He laughs as I pull his mouth to mine. As he lifts me up, then puts me down again, but comes with me this time.
Until we’re wrapped up with each other, deep inside and out, lit up with the ways we love each other and always have.
Because we’re exactly where we belong.
24
IF WE THOUGHT waiting for the second trial was long, the wait for the third and final trial feels like an eternity. No amount of meetings filled with Emerson’s endless optimism and pep talks, no amount of living our normal lives and running our businesses, no amount of nights with Zander that end, always, in the simple I love yous that still feel like gifts can ease the slow, anxious tick of time.
All we do is wait. Then wait some more.
Any time Jacob is free, we go over the plans for the ritual that will take my blood—carefully and with good, clean magic—to be used in a cure that will keep the rest of the Summoners in the world from dying the way Zelda and too many others already did.

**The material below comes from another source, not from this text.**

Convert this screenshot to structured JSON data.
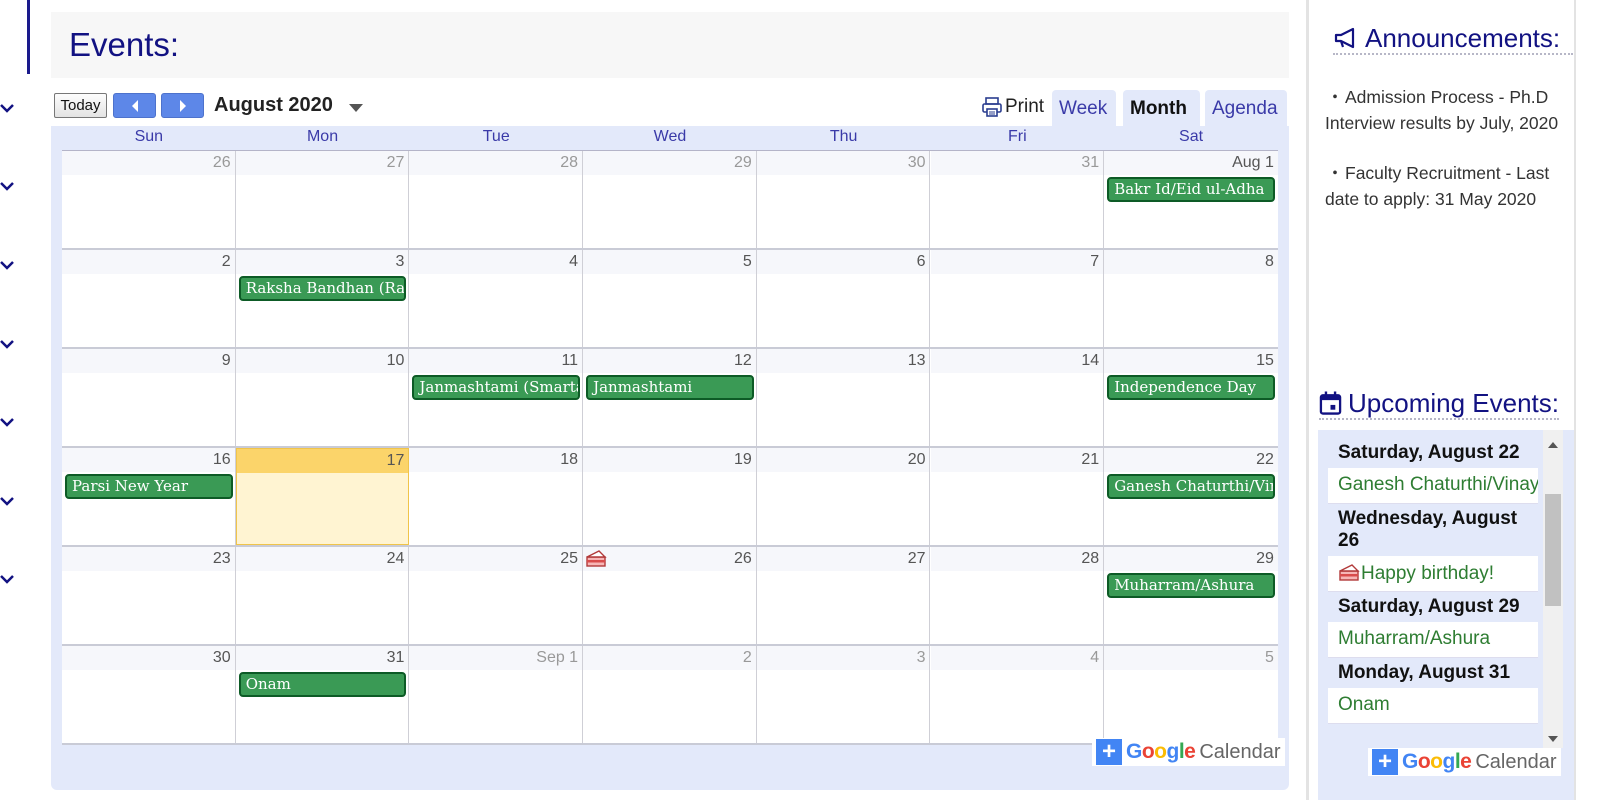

Any time Rebekah and I are together, we work at trying to magic our way into the future, or back into the past, looking for a hint at when the Undine will strike next. We congratulate ourselves on having two members of the same coven with these gifts, as no other coven can. That makes us powerful because it’s safer this way, with both of us to find our way along these sometimes murky pathways forward and back.
Like it should have always been like this.
But no amount of searching gives us those answers. Because the options are infinite. So many paths, twisting this way and that way and back again, that we can’t sort through them all.
Even if we could, I’m beginning to realize it wouldn’t matter.
The choice must be ours. In the moment.
More, of the moment.
I find that frustrating, but this time around, the frustration makes me want to dig in and keep trying.
Now it’s only a few short days before Samhain. I’m part of the group headed to Frost House to search the immortal library for books on old ascensions, dragons, crows, princesses, blood magic wards, or whatever else we think might help.
Or that’s what Georgie and Frost are doing. Rebekah and I are along for the ride to try reaching into the past for lessons from old ascensions. We decide to walk because it’s a crisp, pretty day, and maybe we all also want the opportunity to get outside and breathe the air.
With Samhain nearly upon us, it’s a simple pleasure none of us can take for granted.
Even beneath a deceptively warm late-October sun, St. Cyprian looks suitably ready for Samhain. The Halloween madness spills out everywhere. Cornstalks are tied to lampposts, and jack-o’-lanterns, gourds, and decorations of witches, zombies, and vampires fill just about every storefront. There are crowds all over the sidewalks. Tea & No Sympathy boasts an impressive display of spiderwebs and—special for this year—ghost decorations everywhere. Some creepy old dolls and daguerreotype photos that I told Elizabeth reminded me of her.
She was unamused.
I should get excited for Samhain the way I usually do any second now, but as we walk toward Frost House, the coming holiday only looms like a shadow.
A threat.
Rebekah and I spent hours perfecting the glamour for my new eyes, because there’s no need to advertise that sort of thing to the Joywood. I stopped bothering with the pregnancy glamour. Everyone already knows that.
The four of us walk to the end of Main Street toward the hill that rises up at the end, cresting to a high bluff over the river. The stairs carved into the hillside lead directly to the towering mansion Frost keeps glamoured to look like a dilapidated old house. With enough charms to keep even thrill-seeking humans far away.
The stairs are long and steep, and I’m almost six months pregnant. Or anyway, I tell myself my pregnancy is the reason I’m out of breath, and not the fact I’ve done nothing but eat too much Redbrick pizza and have entirely too much mind-blowing sex most of this month.
At the top, we all slow down to look out at the gleaming rivers. We let the breeze play over our faces, and listen to the song it carries, made of magic and power from the heart of the confluence in the distance. I feel a pang of sorrow for humans, who see two rivers and don’t feel the power of things the way we do. Who see the charming bustle of St. Cyprian down below, but have no idea what it means. What this particular river town stands for, from brick to belfry and back again.
As if a mutual decision was made, we all turn to the house at the same time, but Frost stops, turning immediately and obviously wary.
It says something that I wasn’t aware that his usual aloofness is...him relaxed.
“Something is wrong,” he says quietly. Coronis caws his agreement from above the old Victorian.
“What is it?” Rebekah asks, her hand finding Frost’s automatically.
“I don’t quite know,” he says in that same quiet way, ripe with menace. He scans the house, and it’s clear he’s not just looking. He’s using his magic too. “Every ward and protection is as it should be and yet...” He frowns. “Something isn’t right.”